To be a scientist, I was trained to think in a specific way. Namely to make a hypothesis, gather data, analyze the data for a conclusion, and then to confirm or correct your hypothesis, and repeat.
Being a human, I make mistakes and encounter situations where prevailing beliefs (mine, a team, an industry) could be discovered to be flawed. When a round of testing shows a hypothesis is in error or produces results we don’t understand we pause. We have to go back and find out which assumptions were bad, figure out what outside influences were more important that what the experiment controlled. Sometimes stuff we believe very strongly just isn’t true. We must resist the urge to erase and forget. Very quickly we learn that the most important step is REPEAT. The way to truth in science is replication of results by multiple people on multiple occasions. When we can repeat at will we understand.
This is not just grade school science. As a working engineer this is mantra. If a trouble occurs in a system we don’t claim to understand it until we can repeat the problem at will — preferably in lab where the consequence of repetition is not harmful.
We do not seriously work on prevention of issues until we understand. If we do not have time to understand because the impact is bad we work around the problem — meaning we make the harmful activity unable to show itself or reduce its consequences until we understand.
Miracles were not often repeated at will, not even for Jesus. He would walk into an environment with multiple sick people and heal one. The exception is the case of the ten lepers, and even then nine forget to return to give thanks, making one wonder about their faith. Faith doesn’t always cause a cure. Lack of faith doesn’t always prevent a cure.

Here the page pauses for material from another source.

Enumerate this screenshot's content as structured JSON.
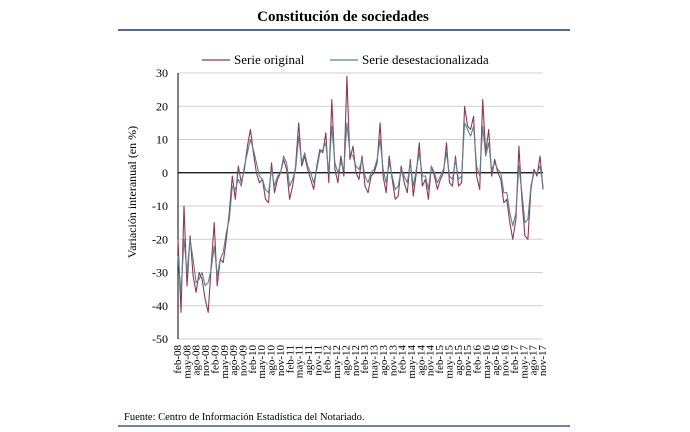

God becoming human in Jesus is a one time historical event. Repetition is not expected until the end of the story. Why did God do it this way? I don’t know. But the result is that any mind with normal doubt that is trained in science has that doubt amplified.
Sometimes religious people assume atheists are angry. It is not necessarily so, though sin including actions taken in anger can separate us from God and further amplify atheist tendencies.
How did I, with science training, recover faith. It was a gift from God for sure, but what specifically?
Unfortunately, in this world, evil repeats. However it is not rational and not fully predictable. God is an antidote to evil. So, why not God? In fact, my observation is that the only remedy uncontrollable evil is faith which brings hope, obedience to the God found in scripture, and in prayer, in Jesus name. Answers to prayer are personal, and do not readily convey to from one person to another. In that sense each person’s heart must attempt prayer and connection to experience God on their own.
In my life, keeping a door open to God by staying with church helped me to see the patterns of obedience and answered prayer vs. disobedience and doubt. Waves of faith and doubt over time eroded to a faith that could persist through doubt.
There is something else that seems to repeat, but points to a singular historical event. Life itself. Leading to the question of where it begins…the age old chicken and egg conundrum. We don’t create life in a lab. We just perpetuate it and it changes its form. Something outside the system seems to have breathed that first breath of life, another potentially singular event. That is who God is.
Even if we recreate life tomorrow in a lab, I am still going to be believe in the God that revealed himself in Scripture. I’ve concluded that my mind is much too small to completely figure God out, and to give him the benefit of the doubt. I expect there will be evil until we can see God face to face. That isn’t in the story till after death is or over and done with, vanquished.